Reservoir Square parking fight tests Baltimore’s new anti-parking rules
Reservoir Square’s grocery plan won neighborhood support, but a bid for 65 parking spaces turned the North Avenue project into a test of Baltimore’s anti-parking rules.

Residents around Reservoir Square said they wanted the grocery store. What they did not want was a parking plan they more suited to a suburban shopping center than West North Avenue.
At the center of the fight is P. David Bramble’s 8-acre, $170 million mixed-use redevelopment on the 600-850 block of West North Avenue, between Park Avenue and the Jones Falls Expressway interchange. MCB Real Estate’s plan includes a 12,000-square-foot Streets Market, about 20,000 square feet of retail, and a request for 65 off-street parking spaces, more than the 36-space maximum allowed under Baltimore’s tightened code.
That gap has made Reservoir Square one of the clearest tests yet of Baltimore’s new anti-parking rules. The city repealed parking minimums in 2025, a change backed by Mayor Brandon Scott and Councilman Ryan Dorsey and designed to push development toward denser, more pedestrian-friendly patterns. The ordinance, Council Bill 25-0065, was adopted Oct. 20, 2025 and took effect Dec. 3, 2025.

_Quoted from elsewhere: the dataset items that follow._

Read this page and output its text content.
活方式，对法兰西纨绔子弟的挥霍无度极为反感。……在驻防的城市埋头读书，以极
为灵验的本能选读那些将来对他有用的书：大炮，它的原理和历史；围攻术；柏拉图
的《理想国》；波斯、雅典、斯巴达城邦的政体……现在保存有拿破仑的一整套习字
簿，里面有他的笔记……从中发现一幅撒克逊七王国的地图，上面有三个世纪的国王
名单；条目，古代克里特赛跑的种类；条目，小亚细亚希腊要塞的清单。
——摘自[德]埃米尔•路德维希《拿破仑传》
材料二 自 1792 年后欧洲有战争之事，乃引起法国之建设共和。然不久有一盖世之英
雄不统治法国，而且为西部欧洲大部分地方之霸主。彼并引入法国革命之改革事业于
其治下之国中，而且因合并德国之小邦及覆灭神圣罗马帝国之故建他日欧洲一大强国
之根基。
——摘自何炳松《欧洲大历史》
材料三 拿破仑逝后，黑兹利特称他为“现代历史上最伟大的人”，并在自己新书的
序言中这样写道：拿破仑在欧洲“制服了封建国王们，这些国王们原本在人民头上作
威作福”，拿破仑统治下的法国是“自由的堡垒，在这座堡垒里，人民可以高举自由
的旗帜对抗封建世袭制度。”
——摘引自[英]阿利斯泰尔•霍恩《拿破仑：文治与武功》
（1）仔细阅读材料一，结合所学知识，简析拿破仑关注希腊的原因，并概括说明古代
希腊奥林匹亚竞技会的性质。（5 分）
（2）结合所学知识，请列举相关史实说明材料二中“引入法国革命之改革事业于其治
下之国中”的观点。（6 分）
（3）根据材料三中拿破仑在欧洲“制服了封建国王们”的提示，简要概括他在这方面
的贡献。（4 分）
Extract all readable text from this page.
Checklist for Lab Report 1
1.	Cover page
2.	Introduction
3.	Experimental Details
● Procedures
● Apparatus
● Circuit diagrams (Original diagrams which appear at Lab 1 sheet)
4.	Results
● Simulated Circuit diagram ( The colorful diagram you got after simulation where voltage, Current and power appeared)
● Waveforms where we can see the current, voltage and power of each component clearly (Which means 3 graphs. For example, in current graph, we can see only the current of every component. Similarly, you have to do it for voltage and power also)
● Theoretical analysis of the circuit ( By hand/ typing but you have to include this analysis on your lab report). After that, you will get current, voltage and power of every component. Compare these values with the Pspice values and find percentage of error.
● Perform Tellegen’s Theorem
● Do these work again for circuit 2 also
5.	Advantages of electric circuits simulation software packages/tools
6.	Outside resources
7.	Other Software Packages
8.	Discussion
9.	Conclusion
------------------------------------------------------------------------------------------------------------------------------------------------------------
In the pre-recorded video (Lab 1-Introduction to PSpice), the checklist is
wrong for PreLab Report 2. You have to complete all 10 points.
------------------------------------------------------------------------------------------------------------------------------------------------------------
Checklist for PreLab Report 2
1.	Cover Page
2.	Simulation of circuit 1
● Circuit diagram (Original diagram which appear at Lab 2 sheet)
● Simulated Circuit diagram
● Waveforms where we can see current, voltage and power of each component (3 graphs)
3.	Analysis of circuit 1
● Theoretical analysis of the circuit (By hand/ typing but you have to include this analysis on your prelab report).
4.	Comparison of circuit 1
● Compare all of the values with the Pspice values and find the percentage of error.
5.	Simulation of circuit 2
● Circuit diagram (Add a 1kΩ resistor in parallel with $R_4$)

The question now is how far that reform will go when a prominent project asks for more parking anyway. Reservoir Hill neighbors said they were not opposing the supermarket itself. Instead, they argued that adding more parking on a corridor already used by schoolchildren, pedestrians, transit riders, and cyclists would mean more congestion, more cars on North Avenue, and a greater crash risk in an area already under pressure.
That argument has a practical edge for people living and working near the site. More parking can make a grocery store easier to reach by car, but it can also draw more traffic into a block that city officials and developers have marketed as a transit-rich location. Reservoir Square materials say the site is within walking distance of the Metro subway, light rail, buses, and Amtrak. The development is also expected to add roughly 200 apartments, about 120 townhome lots in phase one, a new street grid, a neighborhood park, and more than $1 million in public right-of-way improvements.

The parking dispute is not separate from that larger vision. It is the policy collision inside it. Baltimore has spent the last year saying it wants a less car-centered city, but Reservoir Square shows how quickly that pledge runs into resistance when a major project on North Avenue is shaped by the market’s old assumptions about parking, access, and convenience.
The site has already drawn city attention beyond the grocery plan. Baltimore announced in August 2024 that the Mayor’s Office of Employment Development headquarters would move to Reservoir Square, reinforcing the project’s role as part of the city’s larger push to remake the former Madison Park North site and the surrounding North Avenue corridor.